Parmi ceux-ci, Charles Juliet, à qui l’on doit la première citation et qui, à l’instar de Guy Goffette, Annie Lebrun, Jacques Reda, Jacques Roubaud, jette un dernier éclat avant de prendre congé. A côtés de ces voix majeures qui se sont tues, d’autres, méconnues jusqu’ici, se révèlent, comme celle de Pauline Picot, à qui l’on doit les quatre vers de la seconde citation.

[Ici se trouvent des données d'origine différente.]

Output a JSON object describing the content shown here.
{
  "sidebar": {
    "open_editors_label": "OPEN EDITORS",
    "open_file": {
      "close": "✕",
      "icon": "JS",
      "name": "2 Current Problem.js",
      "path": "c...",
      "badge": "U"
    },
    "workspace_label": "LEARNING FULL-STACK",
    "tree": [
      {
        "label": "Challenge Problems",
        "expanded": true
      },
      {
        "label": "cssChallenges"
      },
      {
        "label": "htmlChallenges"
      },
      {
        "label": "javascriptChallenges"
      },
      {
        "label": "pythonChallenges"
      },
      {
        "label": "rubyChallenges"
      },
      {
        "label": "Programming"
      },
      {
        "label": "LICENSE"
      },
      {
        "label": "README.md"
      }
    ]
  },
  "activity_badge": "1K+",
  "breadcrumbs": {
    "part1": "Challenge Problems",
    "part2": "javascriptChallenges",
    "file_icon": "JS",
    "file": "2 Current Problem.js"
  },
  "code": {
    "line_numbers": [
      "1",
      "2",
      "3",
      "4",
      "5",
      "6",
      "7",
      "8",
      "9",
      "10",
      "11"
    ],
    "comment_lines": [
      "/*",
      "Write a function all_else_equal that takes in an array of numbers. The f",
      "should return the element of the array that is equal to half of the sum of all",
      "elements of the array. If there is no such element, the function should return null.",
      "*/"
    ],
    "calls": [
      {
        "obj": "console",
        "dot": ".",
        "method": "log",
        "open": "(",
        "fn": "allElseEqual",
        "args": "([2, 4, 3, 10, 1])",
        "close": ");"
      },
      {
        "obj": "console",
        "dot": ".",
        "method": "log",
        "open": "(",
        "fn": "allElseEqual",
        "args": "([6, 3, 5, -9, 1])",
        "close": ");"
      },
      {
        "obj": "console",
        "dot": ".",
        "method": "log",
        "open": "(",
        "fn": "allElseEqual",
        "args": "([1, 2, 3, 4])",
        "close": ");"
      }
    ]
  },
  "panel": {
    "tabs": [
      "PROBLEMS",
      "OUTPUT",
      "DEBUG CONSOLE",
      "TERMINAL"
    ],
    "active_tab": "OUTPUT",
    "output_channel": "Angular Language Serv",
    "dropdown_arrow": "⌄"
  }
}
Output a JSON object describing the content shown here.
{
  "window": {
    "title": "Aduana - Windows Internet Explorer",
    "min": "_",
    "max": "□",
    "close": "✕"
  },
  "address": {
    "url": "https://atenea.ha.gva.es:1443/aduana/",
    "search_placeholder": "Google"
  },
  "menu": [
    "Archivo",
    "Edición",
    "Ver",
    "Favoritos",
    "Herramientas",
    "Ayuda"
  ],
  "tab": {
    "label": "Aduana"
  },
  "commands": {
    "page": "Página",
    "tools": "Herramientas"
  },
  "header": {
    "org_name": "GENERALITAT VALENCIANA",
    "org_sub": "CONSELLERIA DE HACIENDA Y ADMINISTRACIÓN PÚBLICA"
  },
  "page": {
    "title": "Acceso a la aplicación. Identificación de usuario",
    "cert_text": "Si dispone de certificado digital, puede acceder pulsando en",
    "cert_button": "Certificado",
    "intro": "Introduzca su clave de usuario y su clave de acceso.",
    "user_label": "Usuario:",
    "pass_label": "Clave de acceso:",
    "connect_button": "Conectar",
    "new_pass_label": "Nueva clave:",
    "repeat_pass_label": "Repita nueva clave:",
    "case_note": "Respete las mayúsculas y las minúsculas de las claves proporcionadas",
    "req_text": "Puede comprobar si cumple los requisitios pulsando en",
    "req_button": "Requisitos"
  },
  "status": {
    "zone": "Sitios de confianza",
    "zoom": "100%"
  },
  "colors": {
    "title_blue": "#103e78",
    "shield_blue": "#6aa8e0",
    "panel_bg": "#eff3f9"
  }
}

Ces quelques noms suffisent à donner une idée de la diversité des voix ici assemblées, diversité de formes et de tendances, voix venues de tous les horizons du monde francophone, que Jean-Yves Reuzeau s’efforce d’unifier sous une thématique unique : Esprit de résistance, qui rompt avec la tradition, qui voulait que l’anthologie soit orientée par le mot d’ordre du Printemps des poètes, lequel cette année se voulait volcanique. Les efforts de Linda Maria Baros, nouvelle directrice de l’association comme on sait, pour nier ce découplage, ne convainquent guère, la poussent à soutenir que l’esprit de résistance est intrinsèquement volcanique, ce qui semble pour le moins discutable, sinon une contre-vérité.
Esprit de résistance, donc : ce titre a l’avantage d’insister sur le fait que l’anthologie est désormais publiée par les éditions Seghers, ce qui peut être considéré comme un retour aux sources, faire de Reuzeau un héritier de Pierre Seghers, éditeur des poètes de la Résistance, initiateur de la collection Poète d’Aujourd’hui comme du bilan de l’Année poétique, ces trois termes mis bout à bout constituant l’intitulé de l’ouvrage.
Celui-ci nous mène, selon l’ordre alphabétique, d’Adonis (comme souvent) à Clara Ysé, une nouvelle venue, représentant la part accordée par l’anthologiste aux poètes de la chanson ( on en trouvera d’autres, comme Arthur H ou Arthur Teboul), suivant une pente qui était aussi celle de Pierre Seghers. Aux lecteurs et lectrices d’aller dès lors braconner au travers de cet ouvrage giboyeux, que chaque année nous saluons comme il le mérite, où se mêlent les poèmes de ces incontournables que sont, entre autres, William Cliff et Jacques Darras, Vénus Khoury Ghata et Abdellatif Laâbi, Ariane Dreyfus et Albane Gellé, ceux des compagnons de route que nous sont François de Cornière, Jean-Pierre Siméon, James Sacré, des valeurs ascendantes : Milène Tournier et Guillaume Decourt, Blandine Merle et Grégory Rateau, récemment mis en avant par nos propres I.D, d’Anna Ayanoglou et Alexandre Bonnet-Terril, lequel (anecdote, j’en conviens) a perdu son titre de poète le plus jeune de l’anthologie au profit de Falmarès, né en 2001, migrant venu de Conakry et qui nous interroge : pourquoi je suis toujours sans papier (…) L’exil n’est-il pas un métier en tension ?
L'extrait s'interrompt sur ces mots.